Pull-down reactions were performed using ³⁵S-methionine in vitro synthesized (a) TIR1-Myc or (b) AFB2-Myc and recombinant GST-IAA3 proteins. Reactions were carried out in the presence of the indicated IAA concentrations and the addition of 1mM CysNO or 1 mM cPTIO. TIR1/AFB2 proteins were detected using Phosphoimager. Coomassie blue-stained GST-IAA3 was used as loading control. (c) Yeast two-hybrid assays were carried out with cells co-transformed with the indicated constructs and grown on SD-U-H-T selective media plus the addition of 50 μM IAA or increasing concentrations of SNP and X-Gal to develop β-galactosydase activity.

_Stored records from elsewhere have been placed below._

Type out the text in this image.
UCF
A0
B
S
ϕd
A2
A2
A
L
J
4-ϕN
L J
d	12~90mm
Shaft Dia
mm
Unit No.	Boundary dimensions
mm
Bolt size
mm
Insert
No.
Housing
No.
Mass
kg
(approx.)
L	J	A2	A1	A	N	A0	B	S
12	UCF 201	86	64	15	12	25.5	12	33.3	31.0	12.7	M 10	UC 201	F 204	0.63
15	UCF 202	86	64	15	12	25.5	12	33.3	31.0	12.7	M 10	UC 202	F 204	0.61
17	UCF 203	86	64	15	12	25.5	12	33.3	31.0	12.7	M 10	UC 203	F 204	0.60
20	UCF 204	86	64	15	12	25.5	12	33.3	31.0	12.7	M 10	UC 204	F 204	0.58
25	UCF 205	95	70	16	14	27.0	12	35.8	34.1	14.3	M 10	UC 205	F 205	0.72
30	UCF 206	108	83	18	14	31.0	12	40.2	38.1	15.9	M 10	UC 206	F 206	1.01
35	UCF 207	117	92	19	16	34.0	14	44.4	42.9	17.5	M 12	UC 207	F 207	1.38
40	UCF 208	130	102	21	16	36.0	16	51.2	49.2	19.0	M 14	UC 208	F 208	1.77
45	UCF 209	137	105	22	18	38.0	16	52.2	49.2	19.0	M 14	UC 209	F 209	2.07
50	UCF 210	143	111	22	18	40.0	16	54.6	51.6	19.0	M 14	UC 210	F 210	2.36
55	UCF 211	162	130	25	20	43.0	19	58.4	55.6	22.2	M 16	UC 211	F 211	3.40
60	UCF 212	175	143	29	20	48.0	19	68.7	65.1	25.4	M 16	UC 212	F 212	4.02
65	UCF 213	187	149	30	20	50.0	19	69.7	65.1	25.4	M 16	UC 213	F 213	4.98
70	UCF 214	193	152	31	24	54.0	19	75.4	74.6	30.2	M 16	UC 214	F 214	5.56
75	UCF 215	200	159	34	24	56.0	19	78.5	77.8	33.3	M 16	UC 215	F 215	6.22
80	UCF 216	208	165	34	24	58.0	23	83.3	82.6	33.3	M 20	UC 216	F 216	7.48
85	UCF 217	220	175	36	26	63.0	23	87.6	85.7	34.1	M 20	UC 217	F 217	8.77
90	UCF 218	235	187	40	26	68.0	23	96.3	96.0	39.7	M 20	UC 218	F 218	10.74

Figure 6. TIR1-Aux/IAA interaction is dependent on C140 and C480 of TIR1

(a) tir1-Myc C140A and tir1-Myc C480A mutated proteins were ³⁵S-methionine in vitro synthesized and used in pull-down reactions along recombinant GST-IAA3 proteins. Reactions were carried out in the presence or absence of 50 μM IAA and TIR1-Myc and mutant proteins were detected using Phosphoimager. Coomassie blue-stained GST-IAA3 was used as loading control. (b) Yeast two-hybrid assays were carried out with cells co-transformed with the indicated constructs and grown on SD-U-H-T selective media plus the addition of 50 μM IAA. (c) Mutations in amino acids surrounding C140 do not affect TIR1-Aux/IAA interaction. TIR1-Myc mutated versions on the S-nitrosylation consensus motif around C140 were used to carry out pull-down reactions. Experiments were performed as (a).

Figure 7

tir1 C140A overexpression does not rescue the tir1-1 auxin resistant phenotype. Four-day-old seedlings grown on ATS media were transferred to media containing 2,4-D. (a) Representative seedlings after 6 days under 2,4-D treatment. (b) Root elongation was measured after 2 days in 2,4-D treatment. (c) Lateral root formation was measured after 4 days in 2,4-D treatment. Values represent the mean of at least three independent experiments ± SE.